October 16, 2009
What’s in a Name?
ויקרא אלהים לאור יום ולחושך קרא לילה
“And God called (the name of) the light: Day, and the darkness S/he named Night.” (Gen. 1:5)
Naming is central to the act of creation. In Genesis chapter 1, God creates order out of chaos, dividing the תוה ובהו/primeval void into the night and day and sea and sky and earth that are so essential to the world we know. God makes them, and gives them names.
At the end of the sixth day of creation, God makes humanity in God’s own image. We, humans, are supposed to somehow reflect God.
In Genesis 2, God creates the first woman from the body and flesh of the first man. The man, however, is the one to name her – “she shall be called woman (אשה) for from man (איש) she was taken.” (Gen. 2:23)
As the story progresses, the anonymous First Man (האדם) transforms into the character of Adam (אדם), and so The First Woman needs a name, too.
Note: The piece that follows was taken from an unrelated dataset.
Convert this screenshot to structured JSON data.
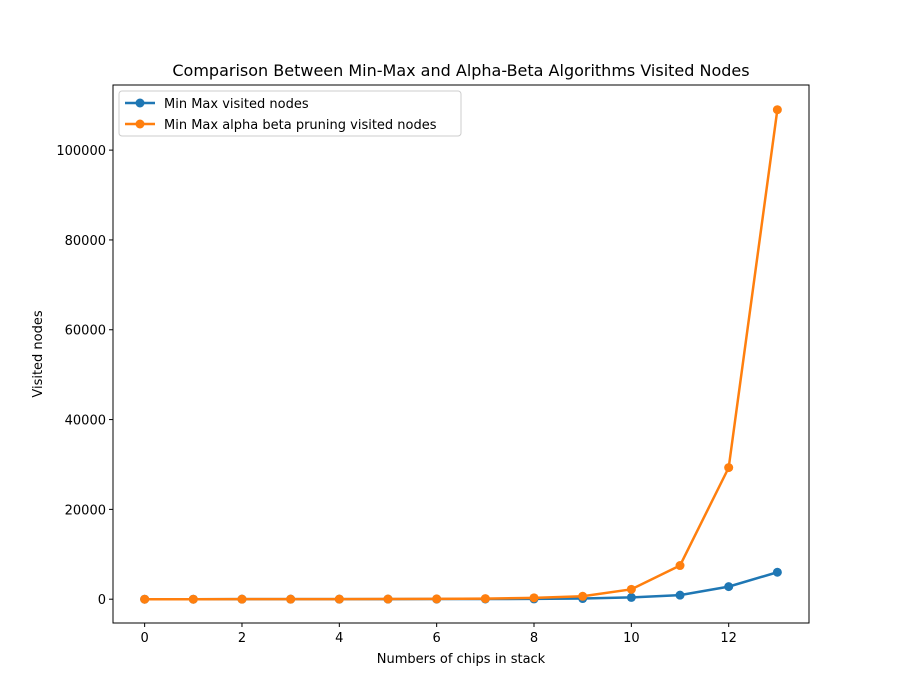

All on his own, with no divine prodding that we are shown, Adam names his wife Eve (חוה) because she is the mother of all life (אם כל-חי).
Adam and Eve have a son, Cain (קין), and Eve is the one to give him his name, because “I have gained (קניתי) a son from God.” (Gen. 4:1) Thus begin the begats of human history – parents naming children, previous generations describing and defining the world for the ones to come after.
This ability to name things and people is one way in which we are, for good and for ill, reflections of God. Parents of newborns know this – the power of giving a person a name, the name she will bear for the rest of her life, is a heady and frightening thing. It is also true in larger contexts: the names we use for people that are different than we are, the names we use for geographical areas whose ownership is in dispute, the names we call people we disagree with, or merely dislike.
וירא אלהים את האור כי טוב
“And God saw that the light was good…” (Gen. 1:4)
Before God gave the light a name and called it day, God saw that the light was good. It is not enough to slap a label on something and move on, in order to be truly God-like in our naming, we have to take the time, to make the effort, to see the good in the person, in the idea, in the place or thing we are choosing to name.